HP offers a case study for tech managers on how to consolidate operations. I have learned of at least seven places where the $98.5 billion company, which makes PCs, servers and printers and offers consulting services, plans to transform its business.
Consolidate data centers. Over five years, HP plans to cut the number of data centers from 85 global locations to six super-centers, in three U.S. sites. Plans call for a tightly coupled grid-like structure to connect the six data centers for redundancy and fail-over backup. Consolidation has made it possible to eliminate underutilized computer capacity and to create a shared arrangement, including virtualization, for computing and file sharing. In achieving this goal, I understand that HP plans to reduce the number of servers from 19,000 to 10,000 while increasing processing capacity. HP spokesman Michael Moeller, in a voice message, said the number of servers will go from 22,000 to 14,000. He confirmed other—but not all—plan highlights.
Simplify applications. HP plans to go from 5,000 to fewer than 1,500 applications, including moving to five procurement systems instead of 84. HP uses a “portfolio prioritization” process in which low-value legacy systems are starved for maintenance funds and then forced into liquidation. It also looks at overlap in source code and then combines applications based on commonality. For instance, it found that 79% of the source code in order management applications in procurement overlapped—and the applications were among those consolidated.
Reduce development sites. HP is going from 100 to 29 technology centers to develop and maintain internal software code. Previously, having that many work sites required more administrators and subcontractors, resulted in less code uniformity, and limited collaboration.

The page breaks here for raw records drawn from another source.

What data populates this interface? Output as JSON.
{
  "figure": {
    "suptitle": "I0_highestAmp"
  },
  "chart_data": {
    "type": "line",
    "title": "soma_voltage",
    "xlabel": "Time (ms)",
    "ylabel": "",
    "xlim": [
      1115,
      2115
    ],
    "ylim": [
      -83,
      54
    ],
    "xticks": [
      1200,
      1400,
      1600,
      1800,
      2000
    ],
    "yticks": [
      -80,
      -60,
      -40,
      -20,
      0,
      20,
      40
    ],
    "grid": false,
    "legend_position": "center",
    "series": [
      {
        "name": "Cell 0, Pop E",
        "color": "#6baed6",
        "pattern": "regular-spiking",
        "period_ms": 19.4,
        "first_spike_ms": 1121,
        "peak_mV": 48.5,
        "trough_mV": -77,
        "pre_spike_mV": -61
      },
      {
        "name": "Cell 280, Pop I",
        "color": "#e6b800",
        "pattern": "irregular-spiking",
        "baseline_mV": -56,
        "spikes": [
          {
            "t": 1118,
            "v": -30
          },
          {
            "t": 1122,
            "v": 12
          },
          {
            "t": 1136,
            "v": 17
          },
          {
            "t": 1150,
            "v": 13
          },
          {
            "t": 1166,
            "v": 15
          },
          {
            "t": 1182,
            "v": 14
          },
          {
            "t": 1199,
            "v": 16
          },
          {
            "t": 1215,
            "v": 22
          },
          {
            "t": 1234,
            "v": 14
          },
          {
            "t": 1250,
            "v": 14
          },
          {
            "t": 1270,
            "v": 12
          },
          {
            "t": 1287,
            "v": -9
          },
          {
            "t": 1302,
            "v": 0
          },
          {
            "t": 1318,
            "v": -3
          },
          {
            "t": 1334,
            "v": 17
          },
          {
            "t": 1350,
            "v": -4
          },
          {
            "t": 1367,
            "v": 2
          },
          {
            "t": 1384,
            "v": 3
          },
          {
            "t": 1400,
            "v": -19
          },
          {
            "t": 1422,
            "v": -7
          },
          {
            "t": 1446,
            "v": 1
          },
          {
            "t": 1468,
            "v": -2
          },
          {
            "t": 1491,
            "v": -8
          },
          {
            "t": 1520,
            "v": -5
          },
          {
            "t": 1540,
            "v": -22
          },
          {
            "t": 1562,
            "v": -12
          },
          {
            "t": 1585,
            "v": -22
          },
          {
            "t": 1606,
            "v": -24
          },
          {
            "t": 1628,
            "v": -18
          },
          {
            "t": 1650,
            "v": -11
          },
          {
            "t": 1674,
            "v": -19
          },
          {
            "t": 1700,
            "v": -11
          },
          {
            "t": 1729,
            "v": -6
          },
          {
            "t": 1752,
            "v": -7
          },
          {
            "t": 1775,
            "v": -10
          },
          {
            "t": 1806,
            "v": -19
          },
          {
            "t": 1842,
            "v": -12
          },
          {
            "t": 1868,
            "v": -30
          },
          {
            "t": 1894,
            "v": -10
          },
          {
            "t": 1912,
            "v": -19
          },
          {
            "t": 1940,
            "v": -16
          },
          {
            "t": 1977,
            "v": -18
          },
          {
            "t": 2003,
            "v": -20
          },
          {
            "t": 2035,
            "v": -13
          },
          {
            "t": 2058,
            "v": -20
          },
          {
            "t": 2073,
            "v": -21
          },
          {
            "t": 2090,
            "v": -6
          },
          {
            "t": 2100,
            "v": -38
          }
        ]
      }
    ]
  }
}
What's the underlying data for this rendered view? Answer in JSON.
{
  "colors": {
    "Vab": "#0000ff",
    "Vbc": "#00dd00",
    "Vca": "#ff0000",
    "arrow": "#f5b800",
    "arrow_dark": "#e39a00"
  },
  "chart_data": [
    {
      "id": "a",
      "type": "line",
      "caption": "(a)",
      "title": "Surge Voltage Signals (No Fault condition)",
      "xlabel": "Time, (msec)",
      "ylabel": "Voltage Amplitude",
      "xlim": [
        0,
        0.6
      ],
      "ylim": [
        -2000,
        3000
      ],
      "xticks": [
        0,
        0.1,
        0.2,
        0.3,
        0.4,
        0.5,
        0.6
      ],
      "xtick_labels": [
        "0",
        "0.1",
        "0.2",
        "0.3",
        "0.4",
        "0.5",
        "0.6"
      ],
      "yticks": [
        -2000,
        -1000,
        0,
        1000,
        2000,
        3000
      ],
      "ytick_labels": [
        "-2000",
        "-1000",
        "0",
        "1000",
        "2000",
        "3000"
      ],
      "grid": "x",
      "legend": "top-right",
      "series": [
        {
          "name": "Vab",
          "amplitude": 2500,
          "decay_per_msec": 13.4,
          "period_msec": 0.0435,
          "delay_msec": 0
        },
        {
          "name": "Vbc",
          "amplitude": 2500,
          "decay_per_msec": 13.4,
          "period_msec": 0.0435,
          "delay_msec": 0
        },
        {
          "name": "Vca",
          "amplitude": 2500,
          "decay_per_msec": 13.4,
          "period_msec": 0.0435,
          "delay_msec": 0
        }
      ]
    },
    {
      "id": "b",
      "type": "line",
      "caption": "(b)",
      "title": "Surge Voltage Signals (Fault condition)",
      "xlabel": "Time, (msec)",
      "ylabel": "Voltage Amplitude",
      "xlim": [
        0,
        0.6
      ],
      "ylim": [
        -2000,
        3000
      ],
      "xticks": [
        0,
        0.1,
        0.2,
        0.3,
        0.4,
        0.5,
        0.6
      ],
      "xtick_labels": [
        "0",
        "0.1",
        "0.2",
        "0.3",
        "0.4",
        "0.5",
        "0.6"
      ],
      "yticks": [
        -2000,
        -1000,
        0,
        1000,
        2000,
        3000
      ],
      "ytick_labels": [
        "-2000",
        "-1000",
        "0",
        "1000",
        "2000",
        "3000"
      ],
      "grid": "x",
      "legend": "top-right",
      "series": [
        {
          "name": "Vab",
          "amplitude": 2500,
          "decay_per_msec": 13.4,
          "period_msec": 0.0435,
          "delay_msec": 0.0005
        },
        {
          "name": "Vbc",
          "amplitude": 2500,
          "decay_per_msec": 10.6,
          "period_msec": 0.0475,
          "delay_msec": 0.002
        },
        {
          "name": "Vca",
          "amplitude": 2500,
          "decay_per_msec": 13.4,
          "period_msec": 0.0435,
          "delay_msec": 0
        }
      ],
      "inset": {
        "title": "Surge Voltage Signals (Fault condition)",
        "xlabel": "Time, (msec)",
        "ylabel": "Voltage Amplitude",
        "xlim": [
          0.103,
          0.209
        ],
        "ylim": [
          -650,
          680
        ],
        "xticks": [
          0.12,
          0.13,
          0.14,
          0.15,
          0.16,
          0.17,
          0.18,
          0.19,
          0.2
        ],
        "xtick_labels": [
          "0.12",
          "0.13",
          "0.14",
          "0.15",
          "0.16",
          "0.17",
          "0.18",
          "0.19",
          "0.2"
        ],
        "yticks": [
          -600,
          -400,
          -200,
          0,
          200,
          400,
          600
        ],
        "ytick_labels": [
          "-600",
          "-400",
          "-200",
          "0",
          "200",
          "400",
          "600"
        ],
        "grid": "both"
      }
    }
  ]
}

Shrink the workforce. Cutting back the number of applications and reducing the number of development sites make it possible to cut the I.T. workforce. HP is on track to achieve its goal of trimming the number of I.T. employees from 19,000 to 8,000. The company is also cutting the number of subcontractors by 7,000. HP expects to cut the effort devoted to program maintenance from 80% to 20% of total software spending over five years.
Implement an enterprise data warehouse. The crowning achievement will be the creation of a 400-terabyte enterprise warehouse to accumulate data from all applications. Enterprise warehouses that aggregate data across diverse functions—such as finance and logistics—are rare and difficult to implement. That’s because warehouses are usually functional, not cross-functional. HP is taking steps to ensure that data maps into a universally accessible format and is entered only once. The benefits? HP will eliminate 17 diverse database technologies, collapse 14,000 databases and reduce the number of software upgrades needed for separate databases.
Embrace service-oriented architecture. The HP architecture can be characterized by the separation of the supporting delivery infrastructure—processing, data storage and communications—from the applications and the user-managed portal. This design is an example of service-oriented architecture (SOA), where components of the infrastructure can be swapped for new technologies independent of applications. Through the portal, HP staff will be able to submit queries and request reports, without requiring changes to the underlying databases.
Reap the reward. The HP effort is driven by savings from the “upstream” supply chain—the streamlining of the management of inbound materials such as parts and subassemblies. Hard savings in reduced inventory, elimination of obsolete components, and other areas total $1.5 billion for 2004, and $1.4 billion for 2005. The company has also realized improvements such as the percentage of projects delivered on time—which has gone from 81% in 2004 to 95% at present—and value-added per I.T. employee, a ratio of cost reductions per employee versus the cost per employee, from $150,000 in 2004 to $350,000 at present.
Although HP has another two years before its plan is fully implemented, the effort shows what can be achieved by pursuing a broadly conceived approach to I.T. reorganization that simultaneously engages hardware, software and network communications.